The waitress placed the French toast before them, and for a moment Alexis took in the strawberries and blueberries atop the confectioners sugar. Red, white, and blue. How inadvertently patriotic. When the waitress was gone, Alexis replied, “All I brought back was this suit he had made in Hoi An and one cycling jersey that I thought might have sentimental value to his parents. Speed Racer.”
“You didn’t bring back his phone? His computer?”
“His phone was gone.”
“Gone?” he asked, offering her the maple syrup in what looked like an actual Wedgwood gravy boat, but she assumed was a replica designed for restaurants.
“Yup. The police in Vietnam never found it.”
“That’s odd.”
“I guess. I just assume it went flying when he went flying, and it’s somewhere in the jungle near the top of the mountain pass.”
“Wow, that’s…”
“I know. That’s horrible. I’ve been living with this, Oscar.”
“What about his computer?”
She concentrated on pouring the syrup on the French toast, pouring it slowly so she could think. She couldn’t lie and say she had returned it to Austin’s parents, because that might put them in danger; likewise, she certainly couldn’t tell him that she’d had a detective open Austin’s laptop and discovered it had been wiped clean. But if she revealed that his computer and tablet were in her apartment right now? Wouldn’t that be putting herself in jeopardy? Even greater jeopardy?
“This is embarrassing,” she said.
“Doubt it.”
“I forgot it at the hotel. The last hotel we were in.”
“In Vietnam?”
“Yup. Stupid, I know. I forgot his tablet, too.”
“Don’t be embarrassed,” he told her. “You kind of had a lot on your mind.”
“I guess.”
“Have you asked them to send the devices to you?”
“They offered, yes. And I told them there wasn’t a rush, but sure.” She started to eat, and so he did, too. Clearly, he had been waiting for her, a gesture that was undeniably chivalrous. “This is delicious,” she told him. “You weren’t kidding.”
“Glad you like it,” he said. Then: “So they’re shipping them back?”
“Yes. The computer, the tablet.”
“That’s good.”
She cut off a piece of the bread and skewered a strawberry slice, and asked, “Why?”

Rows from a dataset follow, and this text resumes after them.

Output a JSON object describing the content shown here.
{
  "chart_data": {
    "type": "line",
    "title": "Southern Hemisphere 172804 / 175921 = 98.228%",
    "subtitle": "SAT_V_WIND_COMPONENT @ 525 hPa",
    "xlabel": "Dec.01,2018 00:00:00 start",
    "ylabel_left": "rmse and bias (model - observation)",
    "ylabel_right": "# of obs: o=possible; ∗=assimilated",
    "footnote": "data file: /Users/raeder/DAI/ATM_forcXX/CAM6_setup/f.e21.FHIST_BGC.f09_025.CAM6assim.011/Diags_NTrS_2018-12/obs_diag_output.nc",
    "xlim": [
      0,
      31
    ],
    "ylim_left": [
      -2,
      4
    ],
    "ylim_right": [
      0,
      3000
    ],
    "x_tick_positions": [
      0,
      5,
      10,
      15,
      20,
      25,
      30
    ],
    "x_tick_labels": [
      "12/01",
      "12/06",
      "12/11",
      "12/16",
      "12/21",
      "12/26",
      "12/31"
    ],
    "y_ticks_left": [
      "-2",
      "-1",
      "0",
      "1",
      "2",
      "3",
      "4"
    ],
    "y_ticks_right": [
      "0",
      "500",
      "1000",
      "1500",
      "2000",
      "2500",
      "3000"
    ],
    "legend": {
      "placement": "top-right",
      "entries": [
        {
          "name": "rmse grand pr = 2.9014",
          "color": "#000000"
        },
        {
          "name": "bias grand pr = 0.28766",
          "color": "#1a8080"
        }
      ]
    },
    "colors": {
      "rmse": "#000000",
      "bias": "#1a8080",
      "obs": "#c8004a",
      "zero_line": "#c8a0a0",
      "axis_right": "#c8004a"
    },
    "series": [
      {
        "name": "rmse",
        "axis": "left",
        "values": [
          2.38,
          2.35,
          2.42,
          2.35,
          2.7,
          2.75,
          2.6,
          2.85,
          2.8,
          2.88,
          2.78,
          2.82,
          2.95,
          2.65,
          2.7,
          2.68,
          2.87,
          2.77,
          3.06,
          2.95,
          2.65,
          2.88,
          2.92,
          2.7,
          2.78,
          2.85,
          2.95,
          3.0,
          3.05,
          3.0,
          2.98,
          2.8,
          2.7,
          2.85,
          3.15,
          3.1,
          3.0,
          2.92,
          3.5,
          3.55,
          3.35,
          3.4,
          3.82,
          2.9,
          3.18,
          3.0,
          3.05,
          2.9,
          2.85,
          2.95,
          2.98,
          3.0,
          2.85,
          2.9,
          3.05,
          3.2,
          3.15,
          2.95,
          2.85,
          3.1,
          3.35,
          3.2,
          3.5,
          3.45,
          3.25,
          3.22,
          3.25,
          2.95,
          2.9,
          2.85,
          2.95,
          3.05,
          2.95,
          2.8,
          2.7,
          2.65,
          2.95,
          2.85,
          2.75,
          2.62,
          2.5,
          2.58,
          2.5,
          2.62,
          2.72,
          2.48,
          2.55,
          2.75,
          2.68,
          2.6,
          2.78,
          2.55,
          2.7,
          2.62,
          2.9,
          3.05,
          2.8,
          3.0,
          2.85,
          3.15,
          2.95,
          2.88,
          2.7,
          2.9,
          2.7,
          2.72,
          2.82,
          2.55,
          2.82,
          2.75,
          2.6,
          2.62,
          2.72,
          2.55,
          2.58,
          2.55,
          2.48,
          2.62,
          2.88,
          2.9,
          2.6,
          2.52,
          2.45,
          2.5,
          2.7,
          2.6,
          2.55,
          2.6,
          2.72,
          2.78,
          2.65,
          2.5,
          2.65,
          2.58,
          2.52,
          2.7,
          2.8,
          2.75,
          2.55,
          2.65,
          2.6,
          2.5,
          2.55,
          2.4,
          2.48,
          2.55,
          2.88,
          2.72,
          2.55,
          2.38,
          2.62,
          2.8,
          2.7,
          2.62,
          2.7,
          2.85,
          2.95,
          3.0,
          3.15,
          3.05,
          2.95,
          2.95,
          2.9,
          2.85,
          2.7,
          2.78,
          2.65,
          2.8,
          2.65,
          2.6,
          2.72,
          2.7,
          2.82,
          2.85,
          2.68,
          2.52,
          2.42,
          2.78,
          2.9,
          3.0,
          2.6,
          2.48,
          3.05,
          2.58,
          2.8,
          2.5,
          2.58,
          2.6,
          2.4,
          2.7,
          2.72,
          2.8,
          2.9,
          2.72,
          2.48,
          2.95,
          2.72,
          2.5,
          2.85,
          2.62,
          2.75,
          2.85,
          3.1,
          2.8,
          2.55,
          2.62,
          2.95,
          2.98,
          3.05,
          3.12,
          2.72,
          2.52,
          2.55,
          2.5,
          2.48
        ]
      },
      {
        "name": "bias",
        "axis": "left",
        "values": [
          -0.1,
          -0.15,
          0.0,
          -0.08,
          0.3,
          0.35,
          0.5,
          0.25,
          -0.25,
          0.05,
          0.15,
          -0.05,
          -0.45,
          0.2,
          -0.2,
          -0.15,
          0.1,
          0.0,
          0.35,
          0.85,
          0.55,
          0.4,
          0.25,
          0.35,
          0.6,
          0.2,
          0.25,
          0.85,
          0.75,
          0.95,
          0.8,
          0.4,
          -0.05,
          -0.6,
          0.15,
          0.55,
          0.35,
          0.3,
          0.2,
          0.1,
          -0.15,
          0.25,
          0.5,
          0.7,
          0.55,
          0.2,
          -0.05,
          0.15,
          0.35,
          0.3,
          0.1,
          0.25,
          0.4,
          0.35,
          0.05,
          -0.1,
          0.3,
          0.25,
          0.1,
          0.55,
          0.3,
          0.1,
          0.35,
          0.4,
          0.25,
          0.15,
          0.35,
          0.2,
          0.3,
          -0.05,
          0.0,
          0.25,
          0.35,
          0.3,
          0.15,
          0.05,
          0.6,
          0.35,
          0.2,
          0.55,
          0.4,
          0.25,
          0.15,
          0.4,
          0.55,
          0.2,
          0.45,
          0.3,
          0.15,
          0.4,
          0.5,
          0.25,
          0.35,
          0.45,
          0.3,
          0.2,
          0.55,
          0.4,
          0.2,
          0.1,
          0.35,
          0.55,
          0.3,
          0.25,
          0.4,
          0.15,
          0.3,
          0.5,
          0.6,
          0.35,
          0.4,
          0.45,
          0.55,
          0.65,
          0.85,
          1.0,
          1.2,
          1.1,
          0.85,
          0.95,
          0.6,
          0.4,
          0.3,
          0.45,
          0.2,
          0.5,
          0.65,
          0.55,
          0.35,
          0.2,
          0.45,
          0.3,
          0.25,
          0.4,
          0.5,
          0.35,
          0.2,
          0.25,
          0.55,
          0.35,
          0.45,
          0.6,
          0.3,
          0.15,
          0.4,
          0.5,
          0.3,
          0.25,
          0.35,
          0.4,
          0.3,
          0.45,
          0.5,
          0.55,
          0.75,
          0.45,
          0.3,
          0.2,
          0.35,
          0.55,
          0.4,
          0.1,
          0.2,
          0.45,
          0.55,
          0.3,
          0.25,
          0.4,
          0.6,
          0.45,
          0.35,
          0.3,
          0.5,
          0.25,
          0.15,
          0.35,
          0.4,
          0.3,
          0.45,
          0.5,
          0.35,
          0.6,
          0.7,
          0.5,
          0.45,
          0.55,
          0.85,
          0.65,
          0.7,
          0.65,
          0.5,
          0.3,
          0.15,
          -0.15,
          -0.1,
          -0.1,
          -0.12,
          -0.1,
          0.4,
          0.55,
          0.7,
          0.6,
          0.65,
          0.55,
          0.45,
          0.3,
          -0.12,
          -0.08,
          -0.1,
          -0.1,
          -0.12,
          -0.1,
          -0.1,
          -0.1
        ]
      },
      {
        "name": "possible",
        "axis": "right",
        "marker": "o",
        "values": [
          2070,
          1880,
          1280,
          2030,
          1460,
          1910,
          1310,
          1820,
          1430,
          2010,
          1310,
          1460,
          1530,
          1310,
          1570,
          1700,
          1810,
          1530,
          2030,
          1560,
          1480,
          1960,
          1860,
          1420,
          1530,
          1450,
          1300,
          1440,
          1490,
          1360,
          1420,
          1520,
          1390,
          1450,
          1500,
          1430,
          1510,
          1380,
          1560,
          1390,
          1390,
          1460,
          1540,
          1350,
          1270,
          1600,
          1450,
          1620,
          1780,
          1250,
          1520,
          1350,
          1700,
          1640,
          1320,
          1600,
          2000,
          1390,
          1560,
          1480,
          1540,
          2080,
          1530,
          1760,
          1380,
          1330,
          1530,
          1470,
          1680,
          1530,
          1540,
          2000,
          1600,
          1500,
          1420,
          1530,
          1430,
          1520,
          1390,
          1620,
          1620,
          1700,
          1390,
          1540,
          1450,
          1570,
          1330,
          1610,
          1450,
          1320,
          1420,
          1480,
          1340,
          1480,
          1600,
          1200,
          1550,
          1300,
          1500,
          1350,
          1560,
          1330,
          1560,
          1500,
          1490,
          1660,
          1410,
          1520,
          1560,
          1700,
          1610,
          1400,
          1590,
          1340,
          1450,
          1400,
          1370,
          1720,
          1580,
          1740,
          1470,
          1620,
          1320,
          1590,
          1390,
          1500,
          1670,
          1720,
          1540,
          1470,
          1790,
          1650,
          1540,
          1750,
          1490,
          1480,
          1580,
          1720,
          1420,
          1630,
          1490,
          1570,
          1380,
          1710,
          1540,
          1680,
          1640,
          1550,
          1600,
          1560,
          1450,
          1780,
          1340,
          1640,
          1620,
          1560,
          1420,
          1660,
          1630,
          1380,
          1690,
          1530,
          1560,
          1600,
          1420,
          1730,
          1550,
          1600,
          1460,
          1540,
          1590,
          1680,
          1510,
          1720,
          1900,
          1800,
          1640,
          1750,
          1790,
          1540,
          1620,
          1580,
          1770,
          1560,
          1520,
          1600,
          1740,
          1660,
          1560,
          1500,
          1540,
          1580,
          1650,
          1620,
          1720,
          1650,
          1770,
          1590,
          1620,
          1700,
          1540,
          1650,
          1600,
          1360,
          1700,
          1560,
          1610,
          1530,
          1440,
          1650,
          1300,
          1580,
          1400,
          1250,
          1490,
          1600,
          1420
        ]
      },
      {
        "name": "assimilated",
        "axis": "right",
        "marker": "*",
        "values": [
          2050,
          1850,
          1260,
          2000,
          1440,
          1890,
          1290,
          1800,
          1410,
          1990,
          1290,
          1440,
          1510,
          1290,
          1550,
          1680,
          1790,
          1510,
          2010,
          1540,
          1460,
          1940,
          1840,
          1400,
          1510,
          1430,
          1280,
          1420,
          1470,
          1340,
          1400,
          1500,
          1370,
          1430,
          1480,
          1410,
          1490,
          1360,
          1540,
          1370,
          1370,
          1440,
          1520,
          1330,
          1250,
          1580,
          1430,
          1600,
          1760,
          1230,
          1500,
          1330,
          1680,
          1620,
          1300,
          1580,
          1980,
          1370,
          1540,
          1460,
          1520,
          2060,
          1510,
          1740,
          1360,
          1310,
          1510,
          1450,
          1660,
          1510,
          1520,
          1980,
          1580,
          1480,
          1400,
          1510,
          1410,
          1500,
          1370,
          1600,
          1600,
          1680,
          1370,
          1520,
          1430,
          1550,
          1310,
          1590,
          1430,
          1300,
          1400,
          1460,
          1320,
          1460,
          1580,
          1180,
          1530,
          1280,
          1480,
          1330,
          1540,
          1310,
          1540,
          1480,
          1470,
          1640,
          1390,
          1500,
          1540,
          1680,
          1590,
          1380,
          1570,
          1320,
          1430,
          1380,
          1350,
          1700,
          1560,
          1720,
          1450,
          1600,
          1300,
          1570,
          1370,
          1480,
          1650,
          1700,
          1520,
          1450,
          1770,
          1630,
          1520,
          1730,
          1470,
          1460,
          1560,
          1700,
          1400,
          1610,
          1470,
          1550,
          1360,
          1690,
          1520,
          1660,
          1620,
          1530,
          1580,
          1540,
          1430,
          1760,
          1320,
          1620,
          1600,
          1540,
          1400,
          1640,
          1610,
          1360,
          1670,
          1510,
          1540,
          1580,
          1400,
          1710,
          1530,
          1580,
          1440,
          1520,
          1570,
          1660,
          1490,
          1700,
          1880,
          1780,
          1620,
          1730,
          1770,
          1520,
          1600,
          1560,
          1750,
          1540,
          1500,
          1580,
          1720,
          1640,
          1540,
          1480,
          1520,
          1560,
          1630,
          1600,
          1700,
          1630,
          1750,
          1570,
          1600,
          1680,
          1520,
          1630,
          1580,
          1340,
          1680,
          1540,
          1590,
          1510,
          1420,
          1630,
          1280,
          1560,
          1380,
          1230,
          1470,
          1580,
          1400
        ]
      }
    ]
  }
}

“It might be revealing. I mean, like you, I’m a little creeped out by the mystery of where he went before he died.”
“Do you think I should open his computer when it arrives? I could tell you what’s on it.”
“Would you mind? That would be very cool. I’m interested.”
“It wouldn’t be too, I don’t know, invasive?”
“You were his girlfriend, for God’s sake. He dragged you across the planet on a false pretense. You have a right to know.”
“I guess. But do you have that same right?”
/> “Maybe not. But I thought…I thought the two of us were friends. Or, at least, friendly.”
“I’m sure you were,” she told him, though she had absolutely no idea if this were true. She and Austin had never socialized with Oscar. “So, when I get the laptop back, I’ll boot it up.”
“Would you?”
“Sure,” she said, and her mind was picturing once again Ken Sarafian’s face when he accessed the laptop and saw that it had been wiped clean. “Do you think there was anything on his office computer? His computer at the hospital?”
“Maybe. But we’ll never know. Hospital IT has already taken it and I’m sure washed it so someone else can use it. If Austin had been murdered, maybe someone would have examined its contents. I guess the police, or someone. Sally told me the FBI was at the hospital when he was just…just missing. But he died in an accident, so I’m pretty sure there’s nothing left for us to look at.”
“That makes sense.”
“Anything else worth sharing?”
“In regard to the mystery of Austin Harper?”
“Uh-huh.”
“I told you, I haven’t done a damn thing but grieve and work and sleep and not sleep. I haven’t done anything.”
“Okay. Got it,” he said. “And you brought nothing else back?”
She shrugged. “I brought back some of his unopened Psych energy gels.”
“My mother would have approved. She hated to see food go to waste.”
Alexis nodded. “Mine, too.”
“So, you’re finished?”
“Finished? I think it will be years before I’m finished. And you?”